Weaving the Grasses of America: part 1 Gowanus

A family story goes that my maternal grandfather from Rhode Island signed up for this program when he heard he could go build and repair roads almost 2,000 miles across the United States to Wyoming. He was excited to travel and see the country. But this project was in Wyoming, Rhode Island, which is a tiny village 30 miles from his hometown on Aquidneck Island. So he took a ferry to the mainland, but didn't even get out of the state (which, I might add for non-Americans, is the smallest state in the country, at 1,214 square miles- Wyoming, on the other hand, is the 10th largest state in the Union at 97,818 sqm.)

The Work Office

The Work Office show took place, fittingly, in an empty office building. Above is the entrance to the show after the Payday Party. A key component of the show was that we were hired for a week- our proposed projects had to be started and completed within a week's time-and we would be paid $23.50 for our work. This is what the pay rate was for a week's work as an artist hired by the WPA. The projects were varied, from a video of an artist paying people 50 cents for a joke, to documented conversations on the subways, embroidered flags, videos of repairs, and drawings of WPA supported art turned into postcards.

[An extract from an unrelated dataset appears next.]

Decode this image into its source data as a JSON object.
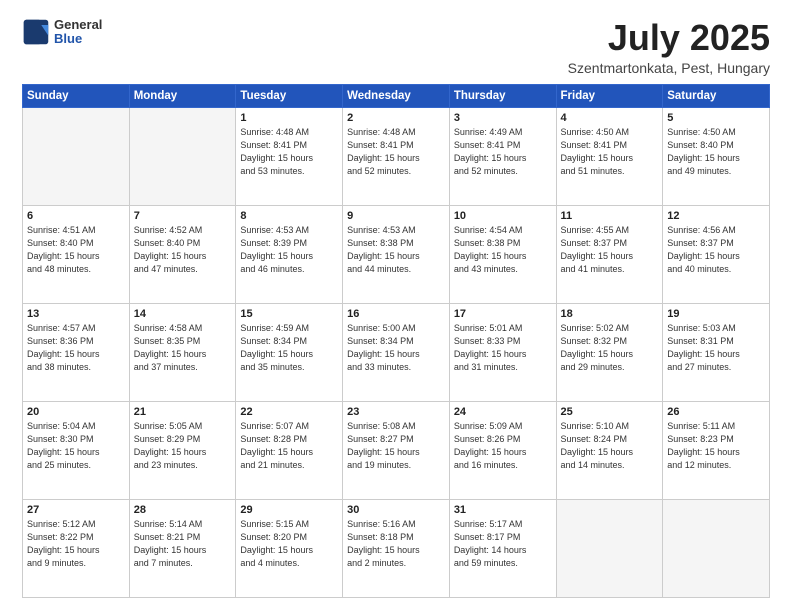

Weaving the Grasses of America: part 1 Gowanus

This is my piece above, Weaving the Grasses of America: part 1 Gowanus. I have been dreaming of weaving grasses from specific locations as a physical representation or map of a space for a long while now, and this is the first piece in the series! Gowanus is an industrial neighborhood in Brooklyn, home to both my studio and the Gowanus Canal, a Superfund site. In this atmosphere of warehouses and the toxic canal, it is surprising to see just how much vegetation can grow- there seemed to be grasses and weeds coming up from every crack in the sidewalk this summer. Each section of the grass weft is marked by a flipbook of my feet walking the sidewalk that the grasses came from. In this way, the walking feet mark out the path and the grasses were woven in order of collection. Each moment in the weaving represents an actual physical space (and time) that exists in the neighborhood- thus, a spatial and temporal map of Gowanus.

grasses separated by location

Here are the grasses laid out on the floor of my studio, separated by street.

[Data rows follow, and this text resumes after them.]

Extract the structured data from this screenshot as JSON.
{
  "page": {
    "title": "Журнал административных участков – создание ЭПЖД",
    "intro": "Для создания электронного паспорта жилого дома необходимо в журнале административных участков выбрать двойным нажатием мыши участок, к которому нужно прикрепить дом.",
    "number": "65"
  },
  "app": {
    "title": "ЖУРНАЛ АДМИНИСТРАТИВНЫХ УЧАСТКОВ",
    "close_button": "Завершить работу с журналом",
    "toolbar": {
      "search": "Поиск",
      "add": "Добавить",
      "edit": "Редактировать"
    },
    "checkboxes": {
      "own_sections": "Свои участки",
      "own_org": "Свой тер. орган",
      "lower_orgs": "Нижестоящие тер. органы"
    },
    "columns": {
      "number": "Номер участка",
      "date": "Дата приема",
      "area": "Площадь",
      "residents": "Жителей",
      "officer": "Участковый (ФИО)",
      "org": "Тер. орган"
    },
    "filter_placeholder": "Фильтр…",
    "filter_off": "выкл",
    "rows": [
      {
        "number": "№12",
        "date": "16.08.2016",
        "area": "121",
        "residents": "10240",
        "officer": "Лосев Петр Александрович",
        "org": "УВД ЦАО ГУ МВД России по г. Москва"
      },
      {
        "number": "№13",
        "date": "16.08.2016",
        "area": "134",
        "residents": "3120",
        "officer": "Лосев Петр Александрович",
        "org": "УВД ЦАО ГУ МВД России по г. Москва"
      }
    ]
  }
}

This section is the first two streets woven in- I wish there were a way that I could keep the grasses alive. This is my next hurdle to cross- preservation. If anyone out there has any words of wisdom or experience drying and preserving grasses, I'd love to hear them. The last three streets dried much better than the first two, as they were more stalks than true grass. This is something I will keep in mind for later pieces.

one of the flipbooks

This is one of the flipbooks along with the fourth street seen behind it. I enjoy the flipbooks immensely- they are becoming a favorite way of dealing with movement and technology. They are handheld, tactile, and entirely self propelled ways of looking at video. This is just my kind of technology.

1 comment:

Donatella said...

Hi! I just love this project of yours and I don't mind the grasses drying out, they add to the story behind it. Great work!